ANM, l’appello al rispetto dell’autonomia della magistratura
“In queste ultime settimane abbiamo deciso di non rispondere mai agli attacchi ricevuti a più riprese da esponenti politici, anche di altissimo profilo. L’appello all’abbassamento dei toni che è stato rivolto a tutte le parti in causa dalla più alta carica dello Stato era, e ancora di più oggi, è assolutamente opportuno“, si legge nel testo diffuso dall’ANM. L’Associazione sottolinea che “il tono e le argomentazioni contro la magistratura italiana sono oramai giunte a un livello inaccettabile per chi auspica la rispettosa collaborazione tra le istituzioni del nostro Paese“.

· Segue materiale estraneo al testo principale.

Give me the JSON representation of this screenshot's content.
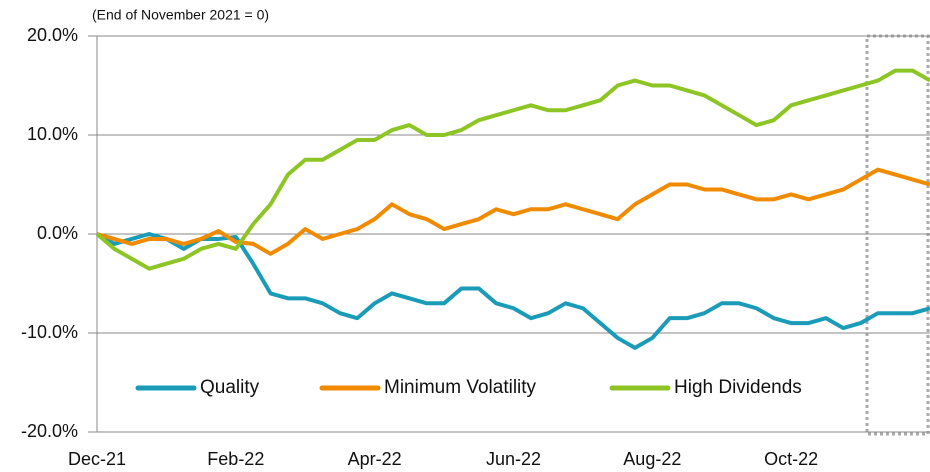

L’ANM conferma la volontà di mantenere “inalterata la nostra linea“, ribadendo l’importanza di un confronto istituzionale fondato sul rispetto e sulla collaborazione reciproca, evitando ogni forma di strumentalizzazione politica.
Il ruolo della magistratura e il contesto istituzionale
L’Associazione nazionale magistrati (ANM) rappresenta un organismo associativo apolitico che tutela l’autonomia e l’indipendenza della magistratura italiana, un principio sancito dalla Costituzione della Repubblica Italiana. La magistratura, composta da giudici e pubblici ministeri, esercita funzioni giudiziarie in ambito civile, penale e amministrativo, garantendo il rispetto della legge e la tutela dei diritti.
L’autogoverno della magistratura ordinaria è affidato al Consiglio superiore della magistratura, mentre l’ANM svolge un ruolo fondamentale nel promuovere il dialogo e la coesione tra i magistrati, mantenendo una posizione di equilibrio e imparzialità nei rapporti con le altre istituzioni.
Il comunicato della Giunta esecutiva centrale arriva in un momento di particolare attenzione pubblica e politica, sottolineando la necessità di preservare il rispetto delle istituzioni e di evitare toni che possano ledere l’immagine e la funzione della magistratura nel delicato equilibrio democratico del Paese.